# Hey!



## KidRoberts (Jun 6, 2013)

Hey, all. I just stumbled across this site while looking up book collections. I love learning about all aspects of WWII and I like collecting WWII books. My main interest in WWII is about the Germans. I'd really like to learn more about the Luftwaffe. I'm also just starting to try to teach myself Afrikaans. I know VERY little, but I'm eager to learn the language.


----------



## DerAdlerIstGelandet (Jun 6, 2013)

Welcome to our dysfunctional family. Get involved and don't let lot scare you off...


----------



## Marcel (Jun 6, 2013)

Welkom op dit forum. Just curious, why Afrikaans and not the mother language Dutch?


----------



## Wayne Little (Jun 6, 2013)

G'day mate welcome aboard!


----------



## KidRoberts (Jun 6, 2013)

Marcel said:


> Welkom op dit forum. Just curious, why Afrikaans and not the mother language Dutch?

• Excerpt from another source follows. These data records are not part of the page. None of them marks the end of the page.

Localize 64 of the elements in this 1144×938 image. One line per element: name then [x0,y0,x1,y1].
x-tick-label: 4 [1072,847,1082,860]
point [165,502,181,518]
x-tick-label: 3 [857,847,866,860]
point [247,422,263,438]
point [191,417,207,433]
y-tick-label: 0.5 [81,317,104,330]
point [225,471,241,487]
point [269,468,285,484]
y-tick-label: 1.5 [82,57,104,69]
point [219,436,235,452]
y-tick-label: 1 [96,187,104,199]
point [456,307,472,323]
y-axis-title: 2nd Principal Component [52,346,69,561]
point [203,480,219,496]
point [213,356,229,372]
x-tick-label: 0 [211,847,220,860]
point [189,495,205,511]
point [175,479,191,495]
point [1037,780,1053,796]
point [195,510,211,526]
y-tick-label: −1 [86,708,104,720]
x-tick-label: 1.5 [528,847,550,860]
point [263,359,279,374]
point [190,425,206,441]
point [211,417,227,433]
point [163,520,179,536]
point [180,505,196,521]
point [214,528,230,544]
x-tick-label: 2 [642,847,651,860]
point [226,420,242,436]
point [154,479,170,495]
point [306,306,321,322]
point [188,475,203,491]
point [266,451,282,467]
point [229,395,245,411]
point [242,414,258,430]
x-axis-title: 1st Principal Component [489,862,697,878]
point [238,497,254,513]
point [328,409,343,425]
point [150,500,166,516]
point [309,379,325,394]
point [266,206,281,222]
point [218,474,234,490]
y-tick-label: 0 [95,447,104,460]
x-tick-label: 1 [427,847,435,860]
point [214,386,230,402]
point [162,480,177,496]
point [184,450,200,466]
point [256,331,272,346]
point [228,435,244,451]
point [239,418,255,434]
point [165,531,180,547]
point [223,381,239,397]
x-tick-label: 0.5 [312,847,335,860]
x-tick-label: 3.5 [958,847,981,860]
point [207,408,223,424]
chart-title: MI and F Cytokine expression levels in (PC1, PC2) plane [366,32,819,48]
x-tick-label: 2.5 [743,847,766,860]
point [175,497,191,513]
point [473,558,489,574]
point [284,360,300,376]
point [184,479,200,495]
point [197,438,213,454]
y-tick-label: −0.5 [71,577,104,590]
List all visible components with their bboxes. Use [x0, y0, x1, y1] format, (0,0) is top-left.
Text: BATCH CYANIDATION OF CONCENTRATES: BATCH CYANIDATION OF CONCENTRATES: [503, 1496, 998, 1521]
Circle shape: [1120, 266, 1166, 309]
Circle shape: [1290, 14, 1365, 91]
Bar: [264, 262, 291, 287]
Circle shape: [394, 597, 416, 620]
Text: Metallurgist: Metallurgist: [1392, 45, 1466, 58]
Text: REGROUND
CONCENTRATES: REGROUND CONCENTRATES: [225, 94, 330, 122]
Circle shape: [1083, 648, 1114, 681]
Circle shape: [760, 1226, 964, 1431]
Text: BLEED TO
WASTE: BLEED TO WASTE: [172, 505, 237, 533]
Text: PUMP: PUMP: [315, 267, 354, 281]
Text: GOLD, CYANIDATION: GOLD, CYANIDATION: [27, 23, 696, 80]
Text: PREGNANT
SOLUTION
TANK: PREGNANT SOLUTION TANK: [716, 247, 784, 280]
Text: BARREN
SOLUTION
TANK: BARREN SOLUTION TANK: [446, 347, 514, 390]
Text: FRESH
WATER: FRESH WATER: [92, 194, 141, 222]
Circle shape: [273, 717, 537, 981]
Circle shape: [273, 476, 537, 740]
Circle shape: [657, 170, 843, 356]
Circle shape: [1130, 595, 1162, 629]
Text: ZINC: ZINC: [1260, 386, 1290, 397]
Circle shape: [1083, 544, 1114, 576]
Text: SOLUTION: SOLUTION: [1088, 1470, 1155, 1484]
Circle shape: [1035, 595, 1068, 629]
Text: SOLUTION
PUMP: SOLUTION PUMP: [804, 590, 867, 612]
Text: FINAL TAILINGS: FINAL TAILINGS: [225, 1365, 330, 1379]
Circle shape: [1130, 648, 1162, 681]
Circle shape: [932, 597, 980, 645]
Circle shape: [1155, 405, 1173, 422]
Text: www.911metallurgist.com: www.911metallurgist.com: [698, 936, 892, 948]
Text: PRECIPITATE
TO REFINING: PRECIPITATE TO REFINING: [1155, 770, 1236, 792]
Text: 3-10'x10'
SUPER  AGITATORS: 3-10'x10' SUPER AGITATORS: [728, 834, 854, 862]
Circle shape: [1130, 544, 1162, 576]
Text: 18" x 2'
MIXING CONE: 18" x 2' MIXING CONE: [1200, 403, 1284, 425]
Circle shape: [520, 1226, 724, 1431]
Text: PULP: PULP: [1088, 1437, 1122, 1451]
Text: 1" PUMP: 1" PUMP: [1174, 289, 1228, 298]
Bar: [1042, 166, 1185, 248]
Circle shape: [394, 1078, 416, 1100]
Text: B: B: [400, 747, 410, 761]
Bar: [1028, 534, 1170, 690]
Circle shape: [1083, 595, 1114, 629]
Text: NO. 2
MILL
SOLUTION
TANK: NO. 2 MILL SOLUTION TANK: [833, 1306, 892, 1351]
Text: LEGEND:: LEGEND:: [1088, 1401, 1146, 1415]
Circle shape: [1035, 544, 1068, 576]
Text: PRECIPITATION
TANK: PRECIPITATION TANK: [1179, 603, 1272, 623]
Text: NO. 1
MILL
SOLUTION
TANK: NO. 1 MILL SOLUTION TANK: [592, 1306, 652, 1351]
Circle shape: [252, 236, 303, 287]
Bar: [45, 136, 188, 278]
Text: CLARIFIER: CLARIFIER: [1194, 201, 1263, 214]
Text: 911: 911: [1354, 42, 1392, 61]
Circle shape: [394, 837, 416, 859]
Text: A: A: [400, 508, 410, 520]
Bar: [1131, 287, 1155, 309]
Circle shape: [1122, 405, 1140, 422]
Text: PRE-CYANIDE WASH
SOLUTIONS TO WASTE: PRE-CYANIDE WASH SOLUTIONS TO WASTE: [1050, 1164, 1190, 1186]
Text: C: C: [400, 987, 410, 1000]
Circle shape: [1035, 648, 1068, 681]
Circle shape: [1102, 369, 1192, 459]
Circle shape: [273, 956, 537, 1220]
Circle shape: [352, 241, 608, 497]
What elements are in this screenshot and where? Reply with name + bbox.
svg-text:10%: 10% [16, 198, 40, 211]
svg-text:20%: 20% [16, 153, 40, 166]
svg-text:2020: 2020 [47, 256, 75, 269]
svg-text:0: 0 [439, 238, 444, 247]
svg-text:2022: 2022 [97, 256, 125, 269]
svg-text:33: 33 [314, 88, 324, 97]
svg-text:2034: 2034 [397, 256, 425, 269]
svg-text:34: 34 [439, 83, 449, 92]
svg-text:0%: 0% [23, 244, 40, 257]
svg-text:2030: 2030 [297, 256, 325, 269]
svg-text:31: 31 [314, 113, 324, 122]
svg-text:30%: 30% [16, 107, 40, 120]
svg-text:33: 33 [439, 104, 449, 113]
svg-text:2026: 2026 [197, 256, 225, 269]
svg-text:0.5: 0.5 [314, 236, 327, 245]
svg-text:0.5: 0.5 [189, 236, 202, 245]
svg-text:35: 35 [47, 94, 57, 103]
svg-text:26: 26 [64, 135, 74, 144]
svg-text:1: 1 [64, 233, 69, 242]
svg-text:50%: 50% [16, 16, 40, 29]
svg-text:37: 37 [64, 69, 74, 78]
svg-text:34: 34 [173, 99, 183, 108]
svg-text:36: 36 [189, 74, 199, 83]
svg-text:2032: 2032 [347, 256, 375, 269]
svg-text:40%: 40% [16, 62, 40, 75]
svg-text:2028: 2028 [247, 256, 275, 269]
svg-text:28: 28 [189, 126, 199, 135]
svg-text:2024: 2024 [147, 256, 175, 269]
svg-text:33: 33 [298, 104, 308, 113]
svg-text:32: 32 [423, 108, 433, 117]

I plan on Dutch and then German after.


----------



## Marcel (Jun 6, 2013)

You have a hobby in languages? 
When you've learned Afrikaans, Dutch shouldn't be too difficult. Although I understand that the Afrikaner grammar is slightly less complicated then Dutch. I can understand Afrikaans pretty well, although they sometimes use weird words and the order of words in a sentence is different. German is pretty different from either Dutch or Afrikaans, although they might sound similar.


----------



## Gnomey (Jun 6, 2013)

Welcome.

As my Dutch friends said when I was in South Africa, Afrikaans is "pigeon/kindergarten Dutch"... Can understand/talk a little myself from when I was out in South Africa.


----------



## Thorlifter (Jun 6, 2013)

Welcome to the fun house. Ask all the questions you want, but maybe try to do a little research first. Hope you enjoy your stay!


----------



## meatloaf109 (Jun 6, 2013)

Hey yourself!
Welcome to the forum!


----------



## vikingBerserker (Jun 6, 2013)

Welcome aboard!


----------



## KidRoberts (Jun 6, 2013)

Marcel said:


> You have a hobby in languages?
> When you've learned Afrikaans, Dutch shouldn't be too difficult. Although I understand that the less complicated then Dutch. I can understand Afrikaans pretty well, although they sometimes use weird words and the order of words in a sentence is different. German is pretty different from either Dutch or Afrikaans, although they might sound similar.


 
Not really. I've always wanted to learn a language and I'm finally trying to actually learn. I took French for three years (school), but I couldn't tell you much of anything in French. I've listened to some Afrikaans (Afrikaner?) music and I've found I really like the sound of it and such. I also like the sound of Dutch. I have read where Afrikaans can open the gates for Germanic languages.


----------



## Njaco (Jun 6, 2013)

IIRC, Agrikaans is based on the Dutch language so like Marcel suggested, I would learn that first.

Welcome to the forum!


----------



## Marcel (Jun 7, 2013)

Njaco said:


> IIRC, Agrikaans is based on the Dutch language so like Marcel suggested, I would learn that first.
> 
> Welcome to the forum!


not necesarily. Afrikaans might be easier to learn for an English speaking person. Dutch is rather difficult as we make it a rule to always have an exception . 
Afrikaans is a daughter language of Dutch. It's actually 17th century Dutch that changed under heavy influence of English and Portugeese. Therefore we have most words in common, but the grammar differs quite a bit. Someone told me that Afrikaner have more difficulties understanding Dutch. Don't know if it's true, as I can understand Afrikaans quite well. 
Well KidRoberts good luck with your Afrikaans. If I can help you in any way with that, please let me know. Although understand that I speak Dutch, not Afikaans. There are some Afrikaner on the forum I think. henk comes in mind.


----------



## Matt308 (Jun 7, 2013)

I was thinking about Henk just the other day. Haven't seen him in a while.

Oh and welcome!


----------



## Njaco (Jun 7, 2013)

Does he know we only speak Swettish on the forum?


----------



## Wurger (Jun 8, 2013)

No, no... no Swettish but Fettish.... you have to keep your lips more puckered.


----------



## Lucky13 (Jun 8, 2013)

Ducklips?


----------